Indian asset managers are predicted to package and sell more gold-related products as the industry fights to prosper amid an anticipated consolidation phase.

Vikram Kotak, CIO of Birla Sun Life Insurance, estimates that the incremental savings pool of Indian households could swell to Rs90 trillion ($2.04 trillion) within the next five years if it continues to grow at its current pace.

This would seem to spell good news for the country’s 41 fund management firms and 23 insurance companies. Although aggressive in savings, Indian investors are conservative in investing, putting less than 50% of savings into financial assets.

Of that, they park 56% in bank deposits and 12.5% in cash, according to 2009 Reserve Bank of India figures. Direct equity investment, on the other hand, is a mere 3% (or 10% including indirect exposure).

This is an anomaly that Indian asset managers are trying to rectify. But the mutual fund industry in particular has been facing a slowdown in equity flows and margin pressure on the back of regulatory changes and the global financial crisis.

In 2009, the Securities & Exchange Board of India (Sebi) banned upfront commissions paid on the sale of mutual funds. The move was aimed at enhancing the customer value proposition by lowering mutual fund costs and eliminating the incentive for distributors to churn clients' portfolios.

But while this move lowered costs to the consumer, it also reduced incentives for distributors to sell the funds. Mutual funds are now focusing on increasing efficiency to counter a flattening of revenues, with a period of industry consolidation widely forecast.

The life insurance sector has a separate regulator, the Insurance Regulatory & Development Authority (IRDA). With the opening up of the sector to private players and the advent of unit-linked insurance plans (Ulips), the industry has grown in size. Kotak notes that insurance premiums as a percentage of GDP have doubled over the past 10 years to over 4%.

Last year the insurance industry, particularly Ulips, went through its own phase of regulatory changes, notably reducing their costs and making them more customer friendly.

In the near-term investors are expected to continue to favour bank deposits and physical assets such as real estate and gold, Kotak notes. The high administered rate for India's Employee Provident Fund, Public Provident Fund and Post Office savings scheme, which offer risk-free returns, also act as deterrents to equity investments.

“You can’t expect [Indian investors] to change their saving pattern quickly," says Kotak. "The investor education process will take time. However, with a younger and more literate population with higher income and rising risk appetite, we will surely see a larger proportion of savings move into equities and equity-linked instruments over the medium to long term."

He is expecting more Indian asset managers to develop financial products around gold, noting that Indian households own about 18,000 tonnes of the precious metal valued at $827 billion, or 50% of the Indian economy's GDP.

He adds that exchange-traded funds (ETFs) also have bright prospects, since they enjoy low costs combined with increased transparency. He sees ETFs as providing a good platform for indirectly participating in India's economic growth, with gold-linked ETFs likely to grow over time.

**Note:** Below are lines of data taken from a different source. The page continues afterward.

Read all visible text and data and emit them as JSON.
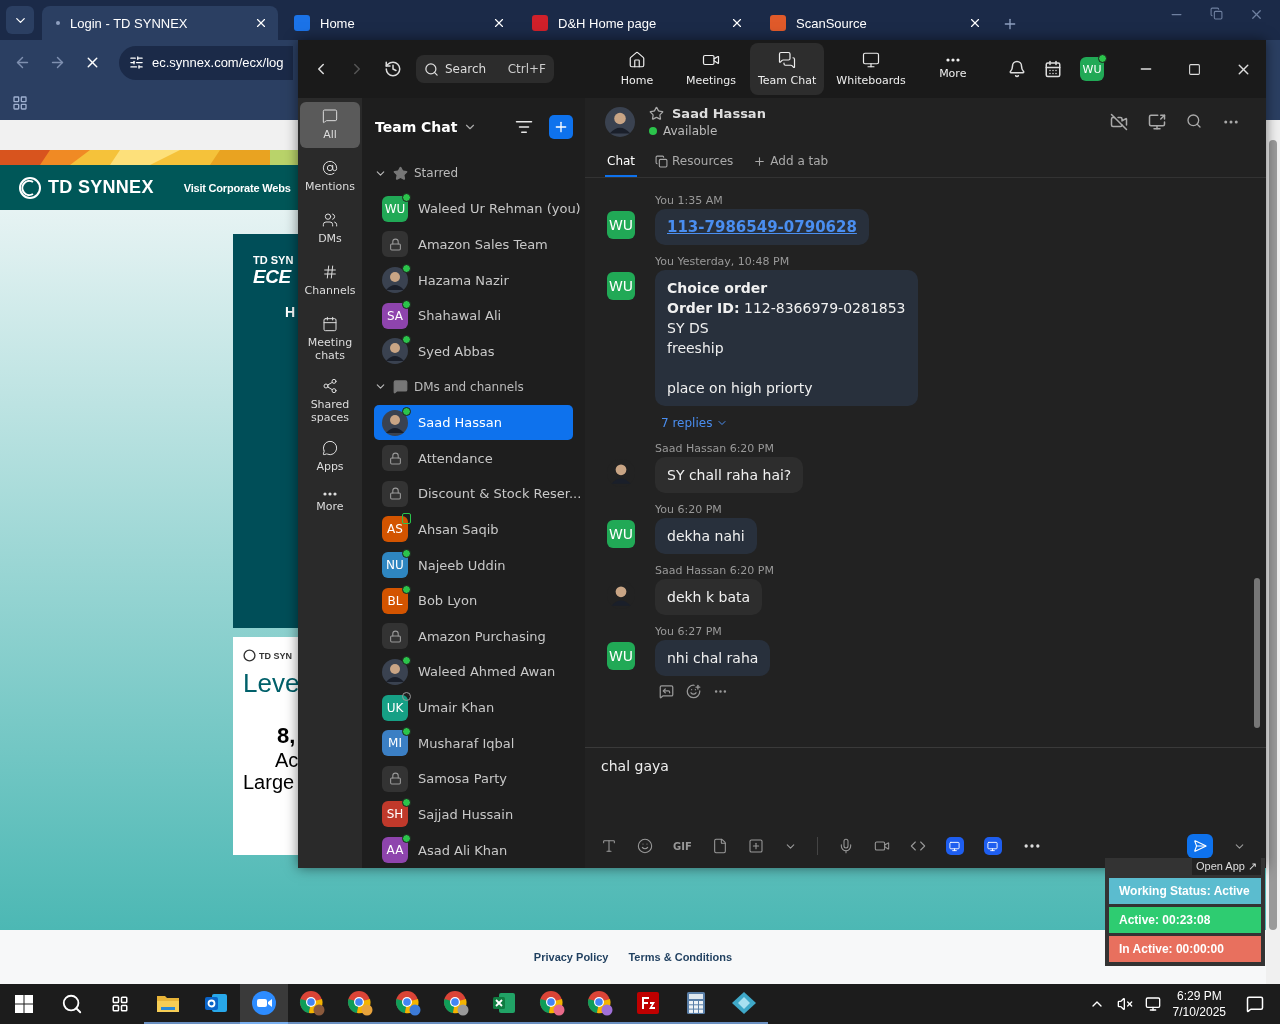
{
  "browser": {
    "tabs": [
      {
        "title": "Login - TD SYNNEX",
        "kind": "loading",
        "selected": true
      },
      {
        "title": "Home",
        "kind": "synnex",
        "selected": false
      },
      {
        "title": "D&H Home page",
        "kind": "dh",
        "selected": false
      },
      {
        "title": "ScanSource",
        "kind": "scansource",
        "selected": false
      }
    ],
    "address": "ec.synnex.com/ecx/log",
    "page": {
      "nav_logo": "TD SYNNEX",
      "nav_link": "Visit Corporate Webs",
      "promo": {
        "eyebrow": "TD SYN",
        "title": "ECE",
        "line": "H"
      },
      "info": {
        "logo": "TD SYN",
        "heading": "Leve",
        "figure": "8,",
        "lines": [
          "Ac",
          "Large"
        ]
      },
      "footer_links": [
        "Privacy Policy",
        "Terms & Conditions"
      ]
    }
  },
  "zoom": {
    "search": {
      "placeholder": "Search",
      "shortcut": "Ctrl+F"
    },
    "nav": [
      {
        "kind": "home",
        "label": "Home",
        "selected": false
      },
      {
        "kind": "meetings",
        "label": "Meetings",
        "selected": false
      },
      {
        "kind": "chat",
        "label": "Team Chat",
        "selected": true
      },
      {
        "kind": "whiteboards",
        "label": "Whiteboards",
        "selected": false
      },
      {
        "kind": "more",
        "label": "More",
        "selected": false
      }
    ],
    "profile": {
      "initials": "WU",
      "status": {
        "kind": "online"
      }
    },
    "rail": [
      {
        "kind": "all",
        "label": "All",
        "selected": true
      },
      {
        "kind": "mentions",
        "label": "Mentions",
        "selected": false
      },
      {
        "kind": "dms",
        "label": "DMs",
        "selected": false
      },
      {
        "kind": "channels",
        "label": "Channels",
        "selected": false
      },
      {
        "kind": "meeting",
        "label": "Meeting chats",
        "selected": false
      },
      {
        "kind": "shared",
        "label": "Shared spaces",
        "selected": false
      },
      {
        "kind": "apps",
        "label": "Apps",
        "selected": false
      },
      {
        "kind": "more",
        "label": "More",
        "selected": false
      }
    ],
    "list_title": "Team Chat",
    "sections": [
      {
        "label": "Starred",
        "kind": "starred",
        "expanded": true,
        "items": [
          {
            "name": "Waleed Ur Rehman (you)",
            "kind": "initials",
            "initials": "WU",
            "color": "#21a956",
            "status": {
              "kind": "online"
            },
            "selected": false
          },
          {
            "name": "Amazon Sales Team",
            "kind": "lock",
            "selected": false
          },
          {
            "name": "Hazama Nazir",
            "status": {
              "kind": "online"
            },
            "selected": false
          },
          {
            "name": "Shahawal Ali",
            "kind": "initials",
            "initials": "SA",
            "color": "#8e44ad",
            "status": {
              "kind": "online"
            },
            "selected": false
          },
          {
            "name": "Syed Abbas",
            "status": {
              "kind": "online"
            },
            "selected": false
          }
        ]
      },
      {
        "label": "DMs and channels",
        "kind": "dms",
        "expanded": true,
        "items": [
          {
            "name": "Saad Hassan",
            "status": {
              "kind": "online"
            },
            "selected": true
          },
          {
            "name": "Attendance",
            "kind": "lock",
            "selected": false
          },
          {
            "name": "Discount & Stock Reser...",
            "kind": "lock",
            "selected": false
          },
          {
            "name": "Ahsan Saqib",
            "kind": "initials",
            "initials": "AS",
            "color": "#d35400",
            "status": {
              "kind": "mobile"
            },
            "selected": false
          },
          {
            "name": "Najeeb Uddin",
            "kind": "initials",
            "initials": "NU",
            "color": "#2e86c1",
            "status": {
              "kind": "online"
            },
            "selected": false
          },
          {
            "name": "Bob Lyon",
            "kind": "initials",
            "initials": "BL",
            "color": "#d35400",
            "status": {
              "kind": "online"
            },
            "selected": false
          },
          {
            "name": "Amazon Purchasing",
            "kind": "lock",
            "selected": false
          },
          {
            "name": "Waleed Ahmed Awan",
            "status": {
              "kind": "online"
            },
            "selected": false
          },
          {
            "name": "Umair Khan",
            "kind": "initials",
            "initials": "UK",
            "color": "#16a085",
            "status": {
              "kind": "offline"
            },
            "selected": false
          },
          {
            "name": "Musharaf Iqbal",
            "kind": "initials",
            "initials": "MI",
            "color": "#3b7fc4",
            "status": {
              "kind": "online"
            },
            "selected": false
          },
          {
            "name": "Samosa Party",
            "kind": "lock",
            "selected": false
          },
          {
            "name": "Sajjad Hussain",
            "kind": "initials",
            "initials": "SH",
            "color": "#c0392b",
            "status": {
              "kind": "online"
            },
            "selected": false
          },
          {
            "name": "Asad Ali Khan",
            "kind": "initials",
            "initials": "AA",
            "color": "#8e44ad",
            "status": {
              "kind": "online"
            },
            "selected": false
          }
        ]
      }
    ],
    "chat": {
      "name": "Saad Hassan",
      "presence": "Available",
      "tabs": [
        {
          "kind": "chat",
          "label": "Chat",
          "selected": true
        },
        {
          "kind": "resources",
          "label": "Resources",
          "selected": false
        },
        {
          "kind": "add",
          "label": "Add a tab",
          "selected": false
        }
      ],
      "messages": [
        {
          "sender": "You",
          "time": "1:35 AM",
          "own": true,
          "avatar": "WU",
          "body": {
            "kind": "link",
            "text": "113-7986549-0790628"
          },
          "hover_actions": false
        },
        {
          "sender": "You",
          "time": "Yesterday, 10:48 PM",
          "own": true,
          "avatar": "WU",
          "body": {
            "kind": "text",
            "paragraphs": [
              [
                "**Choice order**",
                "**Order ID:** 112-8366979-0281853",
                "SY DS",
                "freeship"
              ],
              [
                "place on high priorty"
              ]
            ]
          },
          "replies": "7 replies",
          "hover_actions": false
        },
        {
          "sender": "Saad Hassan",
          "time": "6:20 PM",
          "own": false,
          "body": {
            "kind": "text",
            "paragraphs": [
              [
                "SY chall raha hai?"
              ]
            ]
          },
          "hover_actions": false
        },
        {
          "sender": "You",
          "time": "6:20 PM",
          "own": true,
          "avatar": "WU",
          "body": {
            "kind": "text",
            "paragraphs": [
              [
                "dekha nahi"
              ]
            ]
          },
          "hover_actions": false
        },
        {
          "sender": "Saad Hassan",
          "time": "6:20 PM",
          "own": false,
          "body": {
            "kind": "text",
            "paragraphs": [
              [
                "dekh k bata"
              ]
            ]
          },
          "hover_actions": false
        },
        {
          "sender": "You",
          "time": "6:27 PM",
          "own": true,
          "avatar": "WU",
          "body": {
            "kind": "text",
            "paragraphs": [
              [
                "nhi chal raha"
              ]
            ]
          },
          "hover_actions": true
        }
      ],
      "draft": "chal gaya",
      "tools": [
        {
          "kind": "format"
        },
        {
          "kind": "emoji"
        },
        {
          "kind": "gif",
          "label": "GIF"
        },
        {
          "kind": "file"
        },
        {
          "kind": "screenshot"
        },
        {
          "kind": "caret"
        },
        {
          "kind": "divider"
        },
        {
          "kind": "mic"
        },
        {
          "kind": "video"
        },
        {
          "kind": "code"
        },
        {
          "kind": "app"
        },
        {
          "kind": "app"
        },
        {
          "kind": "more"
        }
      ]
    }
  },
  "widget": {
    "open_app": "Open App ↗",
    "rows": [
      {
        "text": "Working Status: Active",
        "color": "#5bbccf"
      },
      {
        "text": "Active: 00:23:08",
        "color": "#2ecc71"
      },
      {
        "text": "In Active: 00:00:00",
        "color": "#e8705e"
      }
    ]
  },
  "taskbar": {
    "apps": [
      {
        "kind": "explorer",
        "selected": false
      },
      {
        "kind": "outlook",
        "selected": false
      },
      {
        "kind": "zoom",
        "selected": true
      },
      {
        "kind": "chrome",
        "color": "#8b5a3c",
        "selected": false
      },
      {
        "kind": "chrome",
        "color": "#e8a33c",
        "selected": false
      },
      {
        "kind": "chrome",
        "color": "#3c7bd8",
        "selected": false
      },
      {
        "kind": "chrome",
        "color": "#9a9a9a",
        "selected": false
      },
      {
        "kind": "excel",
        "selected": false
      },
      {
        "kind": "chrome",
        "color": "#e86a8a",
        "selected": false
      },
      {
        "kind": "chrome",
        "color": "#a070d8",
        "selected": false
      },
      {
        "kind": "filezilla",
        "selected": false
      },
      {
        "kind": "calculator",
        "selected": false
      },
      {
        "kind": "diamond",
        "selected": false
      }
    ],
    "time": "6:29 PM",
    "date": "7/10/2025"
  }
}
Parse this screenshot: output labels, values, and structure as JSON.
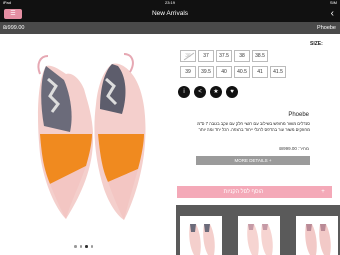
{
  "status_bar": {
    "left": "iPad",
    "time": "23:19",
    "right": "SIM"
  },
  "nav": {
    "title": "New Arrivals",
    "back": "‹",
    "cart": "☰"
  },
  "price_bar": {
    "price": "₪999.00",
    "brand": "Phoebe"
  },
  "product": {
    "image_alt": "Pink and orange slingback pointed-toe flats",
    "dots": 4,
    "active_dot": 2
  },
  "sizes": {
    "label": "SIZE:",
    "row1": [
      "36",
      "37",
      "37.5",
      "38",
      "38.5"
    ],
    "row2": [
      "39",
      "39.5",
      "40",
      "40.5",
      "41",
      "41.5"
    ],
    "row1_unavailable": [
      0
    ]
  },
  "actions": [
    {
      "name": "info-icon",
      "glyph": "i"
    },
    {
      "name": "share-icon",
      "glyph": "<"
    },
    {
      "name": "star-icon",
      "glyph": "★"
    },
    {
      "name": "heart-icon",
      "glyph": "♥"
    }
  ],
  "details": {
    "name": "Phoebe",
    "description": "סנדלים משור מחופש בשילוב עם רגשי חלק עם עקב בגובה 7 ס\"מ מחוזקים משור עור בהדפס לרגלי ייחוד ברצפה. הכל יחד ומה יותר",
    "price": "מחיר: ₪999.00",
    "more_label": "MORE DETAILS +"
  },
  "add_cart": {
    "label": "הוסף לסל הקניות",
    "icon": "+"
  },
  "colors": {
    "accent_pink": "#f4a9b8",
    "dark": "#111111",
    "grey_bar": "#4a4a4a"
  }
}
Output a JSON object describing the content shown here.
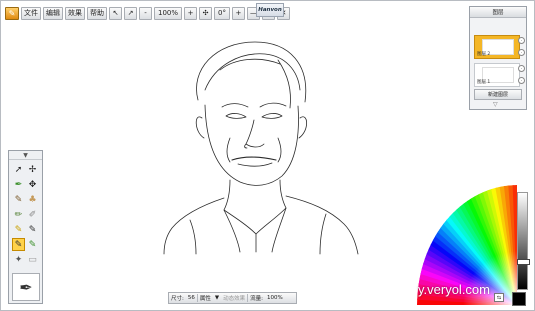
{
  "toolbar": {
    "app_icon": "app-logo-icon",
    "menu": [
      "文件",
      "编辑",
      "效果",
      "帮助"
    ],
    "zoom_minus": "-",
    "zoom_value": "100%",
    "zoom_plus": "+",
    "move": "✣",
    "rotation": "0°",
    "rotate_plus": "+",
    "minimize": "—",
    "maximize": "☐",
    "close": "✕"
  },
  "brand": "Hanvon",
  "layers_panel": {
    "title": "图层",
    "layers": [
      {
        "name": "图层 2",
        "active": true
      },
      {
        "name": "图层 1",
        "active": false
      }
    ],
    "new_layer": "新建图层",
    "collapse": "▽"
  },
  "status_bar": {
    "size_label": "尺寸:",
    "size_value": "56",
    "properties": "属性",
    "dropdown": "▼",
    "effect": "动态效果",
    "flow_label": "流量:",
    "flow_value": "100%"
  },
  "watermark": "y.veryol.com",
  "colors": {
    "accent": "#f4b626",
    "foreground": "#000000",
    "background": "#ffffff"
  }
}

“There are many ETFs in India based on different indices, different exchanges and different asset classes, but the size [of India’s ETF market] has not grown up yet due to low awareness and understanding of these products,” Kotak notes.

Gold-linked ETFs could catch on over time, Kotak notes. “Asset managers will bundle around the physical product,” he says.

Gold purchases in India accounted for 32% of the global total in 2010, according to figures from the World Gold Council, with most Indian households buying it in substantial amounts for weddings.

The council points out that gold demand in India has grown 25% despite a 400% rise in price (in rupee terms) in the last decade, a trend that it expects will gather pace.